Physical–Mechanical and Corrosion Resistance Characterization of a Water-Based Epoxy Primer Applied to Galvanized Steel

This study presents a comprehensive characterization of a commercial water-based epoxy primer applied to galvanized steel sheets, which are commonly used in building and construction applications. The investigation focused on evaluating the primer’s adhesion, mechanical strength, chemical resistance, and corrosion protection under various environmental and thermal conditions. Particular attention was given to the effect of substrate sanding prior to application, which was found to influence the coating thickness and surface adaptation. The results demonstrated that the primer provides effective barrier properties and good adhesion to the metal surface, with average pull-off strengths remaining consistent across aged and unaged samples.

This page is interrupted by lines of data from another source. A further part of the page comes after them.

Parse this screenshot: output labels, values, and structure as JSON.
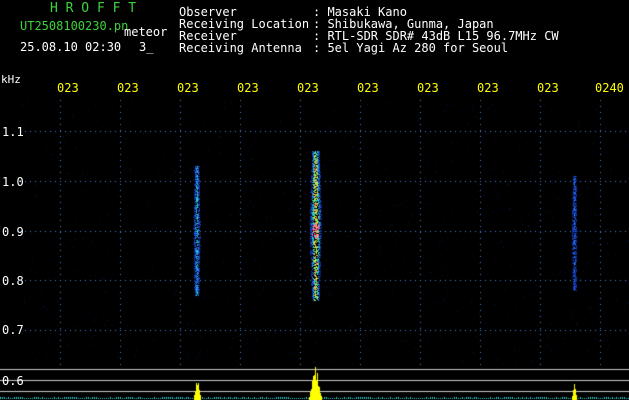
{
  "header": {
    "brand": "H R O F F T",
    "file_name": "UT2508100230.pn",
    "mode": "meteor",
    "datetime": "25.08.10 02:30",
    "count": "3_"
  },
  "info": {
    "labels": [
      "Observer",
      "Receiving Location",
      "Receiver",
      "Receiving Antenna"
    ],
    "values": [
      ": Masaki Kano",
      ": Shibukawa, Gunma, Japan",
      ": RTL-SDR SDR# 43dB L15 96.7MHz CW",
      ": 5el Yagi Az 280 for Seoul"
    ]
  },
  "axis": {
    "unit": "kHz",
    "time_ticks": [
      "023",
      "023",
      "023",
      "023",
      "023",
      "023",
      "023",
      "023",
      "023",
      "0240"
    ],
    "freq_ticks": [
      "1.1",
      "1.0",
      "0.9",
      "0.8",
      "0.7",
      "0.6"
    ]
  },
  "chart_data": {
    "type": "heatmap",
    "ylabel": "kHz",
    "ylim": [
      0.57,
      1.15
    ],
    "events": [
      {
        "time_fraction": 0.29,
        "f_low": 0.77,
        "f_high": 1.03,
        "intensity": 0.5
      },
      {
        "time_fraction": 0.485,
        "f_low": 0.76,
        "f_high": 1.06,
        "intensity": 1.0
      },
      {
        "time_fraction": 0.91,
        "f_low": 0.78,
        "f_high": 1.01,
        "intensity": 0.3
      }
    ]
  },
  "colors": {
    "background": "#000000",
    "header_green": "#3cd23c",
    "text_white": "#ffffff",
    "tick_yellow": "#ffff00",
    "grid_blue": "#4a7fd0",
    "signal_yellow": "#ffff00"
  }
}
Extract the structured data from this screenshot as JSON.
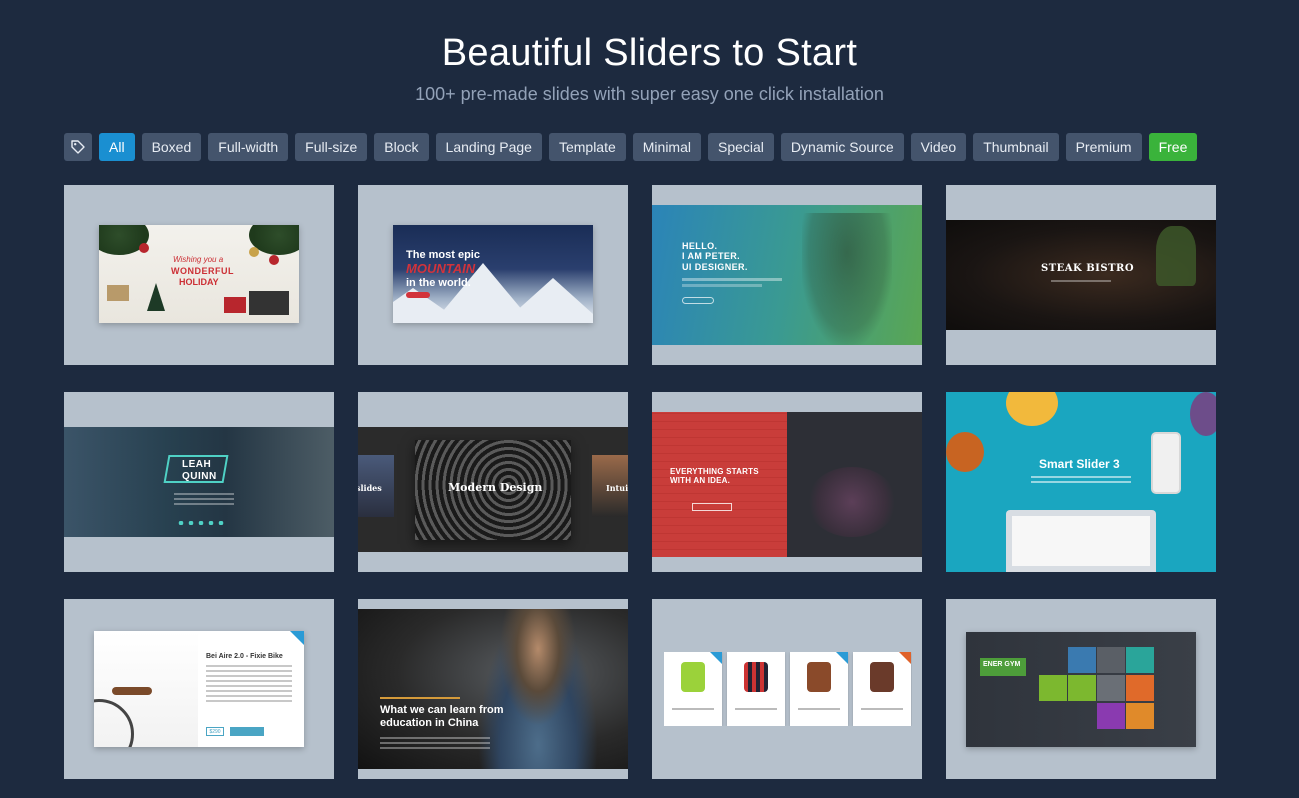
{
  "header": {
    "title": "Beautiful Sliders to Start",
    "subtitle": "100+ pre-made slides with super easy one click installation"
  },
  "filters": {
    "tag_icon": "tag-icon",
    "items": [
      {
        "label": "All",
        "state": "active"
      },
      {
        "label": "Boxed"
      },
      {
        "label": "Full-width"
      },
      {
        "label": "Full-size"
      },
      {
        "label": "Block"
      },
      {
        "label": "Landing Page"
      },
      {
        "label": "Template"
      },
      {
        "label": "Minimal"
      },
      {
        "label": "Special"
      },
      {
        "label": "Dynamic Source"
      },
      {
        "label": "Video"
      },
      {
        "label": "Thumbnail"
      },
      {
        "label": "Premium"
      },
      {
        "label": "Free",
        "state": "free"
      }
    ]
  },
  "colors": {
    "background": "#1d2a3f",
    "filter_default": "#44546c",
    "filter_active": "#1a8fd1",
    "filter_free": "#3ab33b",
    "card": "#b6c1cc"
  },
  "cards": [
    {
      "id": "holiday",
      "lines": [
        "Wishing you a",
        "WONDERFUL",
        "HOLIDAY"
      ]
    },
    {
      "id": "mountain",
      "lines": [
        "The most epic",
        "MOUNTAIN",
        "in the world."
      ]
    },
    {
      "id": "peter",
      "lines": [
        "HELLO.\nI AM PETER.\nUI DESIGNER."
      ]
    },
    {
      "id": "steak",
      "lines": [
        "STEAK BISTRO"
      ]
    },
    {
      "id": "leah",
      "lines": [
        "LEAH\nQUINN"
      ]
    },
    {
      "id": "modern",
      "lines": [
        "Modern Design",
        "slides",
        "Intui"
      ]
    },
    {
      "id": "everything",
      "lines": [
        "EVERYTHING STARTS\nWITH AN IDEA."
      ]
    },
    {
      "id": "smartslider",
      "lines": [
        "Smart Slider 3"
      ]
    },
    {
      "id": "bike",
      "lines": [
        "Bei Aire 2.0 - Fixie Bike",
        "$290"
      ]
    },
    {
      "id": "education",
      "lines": [
        "What we can learn from\neducation in China"
      ]
    },
    {
      "id": "watches",
      "lines": []
    },
    {
      "id": "gym",
      "lines": [
        "ENER GYM"
      ]
    }
  ]
}
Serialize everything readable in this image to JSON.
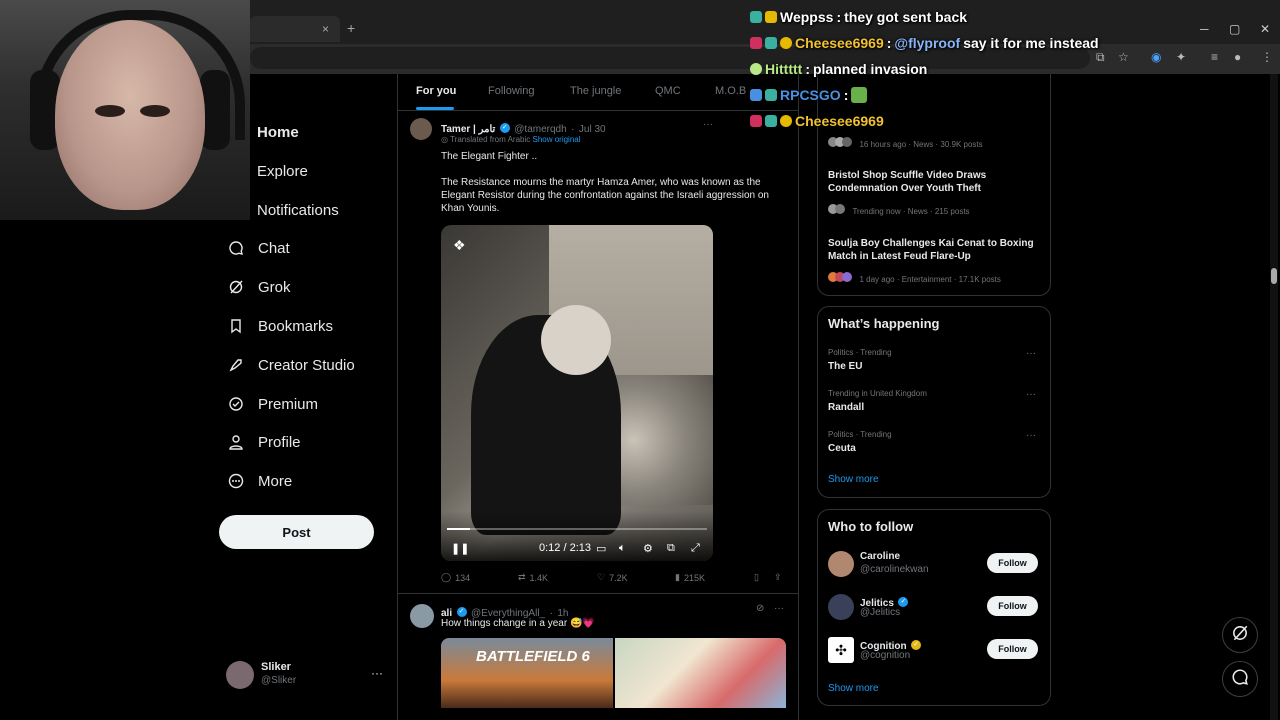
{
  "browser": {
    "tab_close": "×",
    "tab_new": "+",
    "win_min": "─",
    "win_max": "▢",
    "win_close": "✕"
  },
  "nav": {
    "home": "Home",
    "explore": "Explore",
    "notifications": "Notifications",
    "chat": "Chat",
    "grok": "Grok",
    "bookmarks": "Bookmarks",
    "creator_studio": "Creator Studio",
    "premium": "Premium",
    "profile": "Profile",
    "more": "More",
    "post": "Post"
  },
  "account": {
    "name": "Sliker",
    "handle": "@Sliker",
    "more": "···"
  },
  "feed_tabs": [
    "For you",
    "Following",
    "The jungle",
    "QMC",
    "M.O.B"
  ],
  "tweet1": {
    "name": "Tamer | تامر",
    "handle": "@tamerqdh",
    "time": "Jul 30",
    "translated": "Translated from Arabic",
    "show_original": "Show original",
    "line1": "The Elegant Fighter ..",
    "body": "The Resistance mourns the martyr Hamza Amer, who was known as the Elegant Resistor during the confrontation against the Israeli aggression on Khan Younis.",
    "video_time": "0:12 / 2:13",
    "video_progress": 0.09,
    "replies": "134",
    "reposts": "1.4K",
    "likes": "7.2K",
    "views": "215K"
  },
  "tweet2": {
    "name": "ali",
    "handle": "@EverythingAll_",
    "time": "1h",
    "text": "How things change in a year 😅💗",
    "media_label": "BATTLEFIELD 6"
  },
  "trending_top": [
    {
      "meta": "16 hours ago · News · 30.9K posts"
    },
    {
      "title": "Bristol Shop Scuffle Video Draws Condemnation Over Youth Theft",
      "meta": "Trending now · News · 215 posts"
    },
    {
      "title": "Soulja Boy Challenges Kai Cenat to Boxing Match in Latest Feud Flare-Up",
      "meta": "1 day ago · Entertainment · 17.1K posts"
    }
  ],
  "whats_happening": {
    "title": "What’s happening",
    "items": [
      {
        "context": "Politics · Trending",
        "name": "The EU"
      },
      {
        "context": "Trending in United Kingdom",
        "name": "Randall"
      },
      {
        "context": "Politics · Trending",
        "name": "Ceuta"
      }
    ],
    "show_more": "Show more"
  },
  "who_to_follow": {
    "title": "Who to follow",
    "users": [
      {
        "name": "Caroline",
        "handle": "@carolinekwan",
        "button": "Follow"
      },
      {
        "name": "Jelitics",
        "handle": "@Jelitics",
        "button": "Follow"
      },
      {
        "name": "Cognition",
        "handle": "@cognition",
        "button": "Follow"
      }
    ],
    "show_more": "Show more"
  },
  "chat": [
    {
      "user": "Weppss",
      "sep": " : ",
      "msg": "they got sent back",
      "color": "#ffffff"
    },
    {
      "user": "Cheesee6969",
      "sep": " : ",
      "mention": "@flyproof",
      "msg": " say it for me instead",
      "color": "#f2c230"
    },
    {
      "user": "Hittttt",
      "sep": " : ",
      "msg": "planned invasion",
      "color": "#b8e986"
    },
    {
      "user": "RPCSGO",
      "sep": " : ",
      "msg": "",
      "color": "#4a90e2"
    },
    {
      "user": "Cheesee6969",
      "sep": " ",
      "msg": "",
      "color": "#f2c230"
    }
  ],
  "colors": {
    "accent": "#1d9bf0",
    "bg": "#000000",
    "border": "#2f3336",
    "muted": "#71767b"
  }
}
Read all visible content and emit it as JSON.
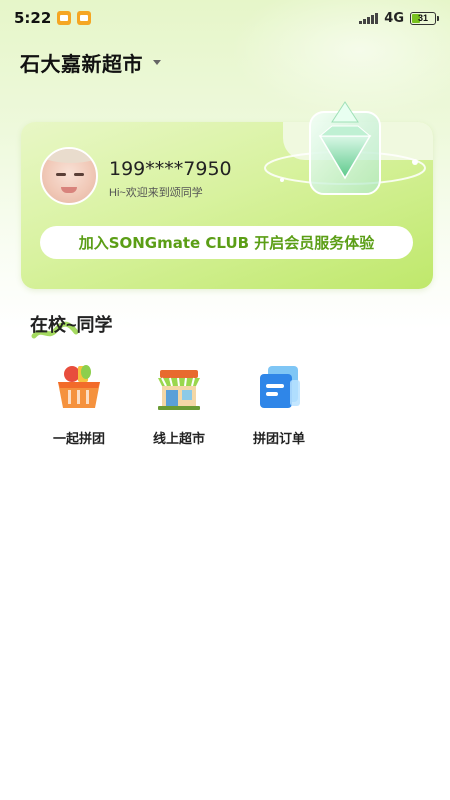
{
  "status_bar": {
    "time": "5:22",
    "network": "4G",
    "battery": "31"
  },
  "store": {
    "name": "石大嘉新超市"
  },
  "member_card": {
    "phone": "199****7950",
    "welcome": "Hi~欢迎来到颂同学",
    "join_button": "加入SONGmate CLUB 开启会员服务体验"
  },
  "section": {
    "title": "在校~同学"
  },
  "grid": [
    {
      "label": "一起拼团",
      "icon": "basket-icon"
    },
    {
      "label": "线上超市",
      "icon": "store-icon"
    },
    {
      "label": "拼团订单",
      "icon": "order-icon"
    }
  ],
  "colors": {
    "accent_green": "#5b9e16",
    "card_green": "#bfe86b",
    "notification_orange": "#f5a623"
  }
}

Electrochemical impedance spectroscopy (EIS) confirmed high polarization resistance values, indicating strong corrosion protection, while SEM-EDS analysis revealed the presence of zinc phosphate and titanium dioxide fillers contributing to both passive and active inhibition mechanisms. However, the primer exhibited sensitivity to ultraviolet (UV) radiation, as evidenced by FT-IR spectra showing increased absorbance in the hydroxyl and carbonyl regions after prolonged exposure. A preliminary estimation of the photodegradation rate, based on FT-IR data at the carbonyl peak (1739 cm⁻¹), yielded a value of approximately 2 × 10⁻⁶ absorbance units per hour between 3000 h and 5000 h of UV exposure. This value suggests a gradual degradation process, although further quantitative validation is required. Additional limitations were observed, including variability in coating thickness due to manual application and localized blistering at cut edges under salt spray conditions. These findings contribute to a deeper understanding of the primer’s behavior and suggest improvements for its practical use, such as the application of a protective topcoat and optimization of the coating process.